Présentation des résultats du sondage Ilres
Près de 74% déclarent consommer ou acheter des produits avec le label Fairtrade. La majorité des résidents pense que tous les acteurs nationaux – l’État en tête – devraient utiliser des produits Fairtrade à titre de bon exemple. De plus, 8 résidents sur 10 jugent que les autorités publiques devraient encourager les artisans luxembourgeois à utiliser des matières premières Fairtrade. Si une de leurs marques préférées était impliquée dans un scandale de conditions de travail inhumaines, 56 % des répondants changeraient de marque. Ces informations ressortent d’une étude menée par l’ONG Fairtrade Lëtzebuerg auprès de plus de 1 000 résidents luxembourgeois, en collaboration avec l’institut Ilres.
Une notoriété en hausse
Le chocolat au top de la notoriété, mais pas encore dans le top des achats
Le travail de sensibilisation continuel auprès du grand public et l’éducation à la citoyenneté auprès des générations futures menés par l’ONG Fairtrade Lëtzebuerg, ainsi que le développement de l’offre de produits certifiés Fairtrade mené par les partenaires commerciaux, influencent positivement la notoriété du commerce équitable au Luxembourg. En effet, 96% des résidents de 16 ans et plus ont déjà entendu parler du commerce équitable, contre 89 % il y a cinq ans. 94 % des répondants confirment avoir déjà vu le label Fairtrade, principalement sur le chocolat (67%), sur le café (55%) ou les bananes (54%). Étonnamment, le chocolat arrive en tête du classement de la notoriété alors que celui-ci peine à trouver une place sur les étagères des points de vente et également dans le cœur des consommateurs luxembourgeois, avec une part de marché atteignant seulement 4,5 %. Le café, premier produit équitable introduit sur le marché luxembourgeois en 1992, se trouve en seconde position de la notoriété des répondants. Quant à la banane, malgré sa troisième place en termes de notoriété, elle reste le produit alimentaire Fairtrade le plus consommé. Nous voyons donc ici que le travail de sensibilisation porte ses fruits, mais que le chemin à parcourir afin que le consommateur devienne un consomm’acteur reste long. De plus, ceci appelle aussi les fabricants de chocolat d’ici et d’ailleurs en Europe, ainsi que les chaînes de distributions nationales, à offrir davantage de produits chocolatés certifiés et ainsi garantir une chaîne d’approvisionnement rémunératrice pour les petits producteurs de cacao et sans exploitation d’enfants.

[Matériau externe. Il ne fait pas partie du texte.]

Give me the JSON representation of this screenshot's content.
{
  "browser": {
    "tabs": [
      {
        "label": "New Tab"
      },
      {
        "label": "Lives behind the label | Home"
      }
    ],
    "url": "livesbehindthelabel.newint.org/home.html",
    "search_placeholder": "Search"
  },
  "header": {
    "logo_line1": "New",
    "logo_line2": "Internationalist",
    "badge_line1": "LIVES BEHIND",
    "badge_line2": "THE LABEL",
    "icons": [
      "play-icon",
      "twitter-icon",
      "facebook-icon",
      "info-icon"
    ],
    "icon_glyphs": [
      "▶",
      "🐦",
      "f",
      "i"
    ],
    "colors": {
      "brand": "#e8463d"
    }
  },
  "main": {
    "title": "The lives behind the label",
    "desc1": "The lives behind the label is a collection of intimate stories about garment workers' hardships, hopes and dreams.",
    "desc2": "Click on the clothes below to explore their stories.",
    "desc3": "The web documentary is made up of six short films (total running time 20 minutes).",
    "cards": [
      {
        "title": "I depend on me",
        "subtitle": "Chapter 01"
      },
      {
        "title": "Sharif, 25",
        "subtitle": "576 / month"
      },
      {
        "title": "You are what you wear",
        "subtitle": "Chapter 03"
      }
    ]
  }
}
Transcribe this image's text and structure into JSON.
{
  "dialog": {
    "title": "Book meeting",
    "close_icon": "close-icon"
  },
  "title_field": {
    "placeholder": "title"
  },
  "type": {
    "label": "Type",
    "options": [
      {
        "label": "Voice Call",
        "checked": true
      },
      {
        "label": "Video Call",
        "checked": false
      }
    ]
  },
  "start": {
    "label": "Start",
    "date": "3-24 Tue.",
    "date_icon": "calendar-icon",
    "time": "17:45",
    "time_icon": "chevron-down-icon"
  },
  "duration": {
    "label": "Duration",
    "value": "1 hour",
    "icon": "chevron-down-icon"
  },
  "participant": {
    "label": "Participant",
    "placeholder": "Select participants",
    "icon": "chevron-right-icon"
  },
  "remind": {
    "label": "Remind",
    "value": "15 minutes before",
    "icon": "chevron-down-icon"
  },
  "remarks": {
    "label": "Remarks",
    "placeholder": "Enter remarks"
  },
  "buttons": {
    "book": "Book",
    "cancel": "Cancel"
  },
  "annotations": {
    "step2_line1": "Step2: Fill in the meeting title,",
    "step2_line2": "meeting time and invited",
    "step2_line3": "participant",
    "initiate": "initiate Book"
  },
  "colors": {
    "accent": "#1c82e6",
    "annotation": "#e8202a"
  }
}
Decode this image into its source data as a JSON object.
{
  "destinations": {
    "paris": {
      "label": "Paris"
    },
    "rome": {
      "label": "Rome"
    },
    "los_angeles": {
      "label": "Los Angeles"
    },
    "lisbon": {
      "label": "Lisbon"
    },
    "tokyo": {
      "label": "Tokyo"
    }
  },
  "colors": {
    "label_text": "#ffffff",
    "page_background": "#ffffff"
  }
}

Économique, social, écologique : les 3 piliers du commerce équitable
7 répondants sur 10 affirment très bien savoir ce qu’est le commerce équitable, notamment les plus jeunes (77% parmi les 16-24 ans) et aussi les plus âgés (76% parmi les 65 ans et plus). Parmi les critères auxquels répondent les produits issus du commerce équitable, les résidents choisissent à plus de 75 %, le critère du prix/salaire minimum garanti pour les producteurs et travailleurs. Ce pilier économique et fondamental du commerce équitable vise à permettre aux petits producteurs et productrices de couvrir leurs coûts de production et les besoins de leur famille. Il agit comme un filet de sécurité quand les cours chutent, ce qui leur confère stabilité et sécurité.
Les autres critères cités sont le respect des droits humains (73%), l’interdiction de l’exploitation des enfants (71%) et le respect des normes de travail de l’Organisation International du Travail (62%). Ici, nous constatons donc bien l’importance que les répondants donnent également au pilier social du commerce équitable.
Enfin, les critères écologiques sur lesquels reposent aussi les standards du commerce équitable, sont moins connus du grand public. Les répondants ont cité le respect des critères environnementaux (46%), l’interdiction d’une sélection de substances chimiques toxiques (31%) et l’interdiction d’utiliser des OGM (27%) comme critères auxquels les produits du commerce équitable doivent répondre. 1 résident sur 2 voit le commerce équitable comme outil pour lutter contre le changement climatique. Dans la nouvelle stratégie du mouvement Fairtrade (2021-2025), nous mettrons davantage l’accent sur le changement climatique. Fairtrade aidera les petits producteurs et les travailleurs à renforcer leur résilience face au changement climatique en tant que partie intégrante de l’offre du commerce équitable.
Confiance et qualité : toujours au RDV
La confiance envers les produits du commerce équitable et envers les critères requis reste stable, avec 73% des consommateurs de produits Fairtrade qui leurs accordent une grande confiance.
En ce qui concerne la qualité des produits du commerce équitable, elle est bonne, voire très bonne ou excellente, notamment pour les 3 produits qui ont la plus grande notoriété à savoir le chocolat, le café et la banane. La qualité de la banane est même jugée comme excellente ou très bonne par 74% des personnes interrogées.
En quête d’un système économique plus humain
Le juste prix aux producteurs est le combat fondamental du label Fairtrade depuis bientôt 30 ans, et c’est la première motivation des résidents luxembourgeois pour consommer équitable. Effectivement, les répondants se montrent soucieux du sort des producteurs du Sud puisque 57 % d’entre eux estiment que la raison principale d’acheter des produits avec le label Fairtrade est d’offrir un prix juste et des conditions équitables aux producteurs. Chez les plus de 55 ans, cette raison est encore plus forte avec 73% des résidents qui placent ce critère comme première raison d’achat.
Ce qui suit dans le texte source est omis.